Gold and silver extended losses on Monday after the CME Group increased margin requirements for metal futures, a move that follows a sharp selloff at the end of last week tied to U.S. President Donald Trump’s nomination of Kevin Warsh to be the next Federal Reserve chair. The tighter margins, set to take effect after Monday’s market close, compounded forced liquidations and pressured already volatile bullion markets.
Spot gold recorded a fresh decline of 3.6% to $4,686.51 per ounce by 05:04 GMT, coming off a dramatic fall the previous trading day that had been its steepest one-day drop since 1983. U.S. gold futures for April delivery were down 0.8% at $4,707.60 per ounce. Spot silver, which plunged 27% in the prior session in its worst daily drop on record, lost a further 6.7% to $78.96 an ounce on Monday.
The CME Group announced on Saturday that it would raise margins on its metal futures contracts. Under the changes, COMEX gold futures (1oz) margins are being increased from 6% to 8%, while COMEX 5000 silver futures (SI) margins are being raised to 15% from 11%. Platinum and palladium futures will also see higher margin requirements, though specific percentage changes for those contracts were not specified in the announcement.
Higher margin requirements typically require traders to post more capital to hold positions. Market participants said that the larger capital burden can reduce speculative participation, sap liquidity and prompt traders to unwind positions, adding downward pressure to prices.
"The Warsh nomination, whilst likely being the initial trigger, did not justify the size of the downward move in precious metals, with forced liquidations and margin increases having a cascading effect," said Tim Waterer, chief trade analyst at KCM.
Analysts and traders reported that leveraged investors were being wiped out, forcing them to sell other assets to meet silver and gold margin calls. The stresses in commodities markets coincided with broader equity weakness: Asian stock markets were sliding and U.S. equity futures fell about 1%.
Market expectations for policy were a factor in the initial shock to bullion. Waterer noted that while Warsh may still move to lower rates after taking office, he is not the "ultra dove" many market participants had priced in. Waterer added that Warsh’s policy record has been generally supportive of the dollar and, by inference, negative for gold given his focus on inflation and scepticism toward quantitative easing and large Fed balance sheets.
Investors still expect at least two rate cuts in 2026. Non-yielding bullion typically fares better in environments with lower interest rates, a dynamic underpinning the longer-term bullish thesis cited by some analysts despite the recent rout.
The steep selloff interrupted a record-breaking run higher for precious metals. Gold had reached a record high of $5,594.82 an ounce on Thursday and silver had set an all-time peak at $121.64. Despite the recent volatility, analysts at J.P. Morgan said they remained confident the rally would persist over the medium term.

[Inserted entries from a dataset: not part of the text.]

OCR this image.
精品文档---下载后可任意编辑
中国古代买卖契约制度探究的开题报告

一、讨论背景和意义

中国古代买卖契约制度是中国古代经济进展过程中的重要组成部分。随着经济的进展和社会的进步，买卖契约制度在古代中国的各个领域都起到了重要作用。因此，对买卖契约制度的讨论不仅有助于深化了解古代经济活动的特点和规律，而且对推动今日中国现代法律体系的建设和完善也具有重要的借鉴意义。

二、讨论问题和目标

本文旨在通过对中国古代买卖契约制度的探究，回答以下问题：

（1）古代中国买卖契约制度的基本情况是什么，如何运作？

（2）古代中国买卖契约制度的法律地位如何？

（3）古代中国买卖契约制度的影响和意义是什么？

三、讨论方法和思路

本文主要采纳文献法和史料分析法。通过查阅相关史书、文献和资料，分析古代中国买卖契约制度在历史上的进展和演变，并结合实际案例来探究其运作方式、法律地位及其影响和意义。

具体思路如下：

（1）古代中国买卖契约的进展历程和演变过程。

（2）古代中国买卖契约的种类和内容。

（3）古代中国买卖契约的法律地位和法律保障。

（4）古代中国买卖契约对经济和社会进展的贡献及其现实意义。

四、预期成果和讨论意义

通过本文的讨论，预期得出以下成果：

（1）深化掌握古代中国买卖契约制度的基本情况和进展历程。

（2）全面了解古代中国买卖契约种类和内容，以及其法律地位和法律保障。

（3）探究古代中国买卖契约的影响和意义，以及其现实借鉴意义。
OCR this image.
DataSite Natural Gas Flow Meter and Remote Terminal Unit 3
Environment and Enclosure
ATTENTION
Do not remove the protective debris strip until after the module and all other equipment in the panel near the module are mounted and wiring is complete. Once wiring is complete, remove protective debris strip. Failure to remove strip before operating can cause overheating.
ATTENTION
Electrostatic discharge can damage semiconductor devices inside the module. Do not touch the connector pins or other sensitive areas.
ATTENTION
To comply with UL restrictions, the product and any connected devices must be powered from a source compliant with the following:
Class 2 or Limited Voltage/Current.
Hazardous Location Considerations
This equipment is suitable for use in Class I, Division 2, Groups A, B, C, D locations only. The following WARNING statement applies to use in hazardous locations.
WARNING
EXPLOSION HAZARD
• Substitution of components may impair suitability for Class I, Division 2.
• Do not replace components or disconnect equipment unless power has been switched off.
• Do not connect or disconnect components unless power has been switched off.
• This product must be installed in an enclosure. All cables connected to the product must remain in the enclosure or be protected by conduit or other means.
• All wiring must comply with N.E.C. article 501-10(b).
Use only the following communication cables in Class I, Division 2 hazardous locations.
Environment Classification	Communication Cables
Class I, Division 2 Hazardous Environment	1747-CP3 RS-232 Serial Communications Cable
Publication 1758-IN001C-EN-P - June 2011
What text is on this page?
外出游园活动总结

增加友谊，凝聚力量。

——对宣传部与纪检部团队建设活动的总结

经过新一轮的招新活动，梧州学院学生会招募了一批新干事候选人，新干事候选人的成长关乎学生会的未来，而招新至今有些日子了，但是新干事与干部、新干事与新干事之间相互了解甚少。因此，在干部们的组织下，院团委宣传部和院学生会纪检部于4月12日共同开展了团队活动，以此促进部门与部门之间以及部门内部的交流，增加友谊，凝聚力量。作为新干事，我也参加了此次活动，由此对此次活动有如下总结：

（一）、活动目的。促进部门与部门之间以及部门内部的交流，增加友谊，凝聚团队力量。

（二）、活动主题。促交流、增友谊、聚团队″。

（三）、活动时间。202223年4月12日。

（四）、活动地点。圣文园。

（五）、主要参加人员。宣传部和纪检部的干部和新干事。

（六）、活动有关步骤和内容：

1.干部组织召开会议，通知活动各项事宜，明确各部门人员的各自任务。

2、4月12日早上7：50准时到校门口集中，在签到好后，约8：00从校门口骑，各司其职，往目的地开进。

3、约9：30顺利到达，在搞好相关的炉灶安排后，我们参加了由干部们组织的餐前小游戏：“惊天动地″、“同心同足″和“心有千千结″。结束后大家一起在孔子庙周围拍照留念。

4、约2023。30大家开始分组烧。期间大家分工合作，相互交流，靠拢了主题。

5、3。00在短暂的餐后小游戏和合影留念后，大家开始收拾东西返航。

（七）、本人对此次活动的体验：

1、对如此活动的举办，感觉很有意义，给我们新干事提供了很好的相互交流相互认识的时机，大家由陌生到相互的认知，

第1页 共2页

"We remain firmly bullishly convicted in gold over the medium-term on the back of a clean, structural, continued diversification trend that has further to run amid a still well-entrenched regime of real asset outperformance vs paper assets," J.P. Morgan analysts said in a note.
Other industrial metals also saw sharp declines. Spot platinum fell 4.4% to $2,067.06 per ounce after earlier reaching a record $2,918.80 on January 26, while palladium dropped 4.6% to $1,620.18.
Key takeaways
- Margin hikes by CME Group on metal futures have tightened capital requirements - pressuring speculative participation and amplifying price declines in gold and silver.
- Leveraged investors were forced into liquidation, driving sell-offs across precious metals and contributing to broader equity weakness in Asian markets and a fall in U.S. equity futures.
- Despite the abrupt correction from record highs, some analysts maintain a medium-term bullish stance on gold based on diversification trends and relative performance of real assets versus paper assets.
Risks and uncertainties
- Higher margin requirements could further reduce liquidity in metal futures, increasing volatility and forcing additional position unwinds - impacting traders and speculative-focused funds.
- Policy expectations around the Fed - including the market’s reassessment of Kevin Warsh’s likely approach to rates and balance sheet policies - could continue to influence dollar strength and bullion prices.
- Continued forced selling by leveraged investors could spill into other asset classes if margin calls are not met, affecting broader market stability.
The market now faces the near-term challenge of absorbing the margin changes while participants reassess positioning after an unusually fast and deep move in precious metals prices. How traders and funds respond to the increased capital demands will be a key driver of liquidity and price direction in the coming sessions.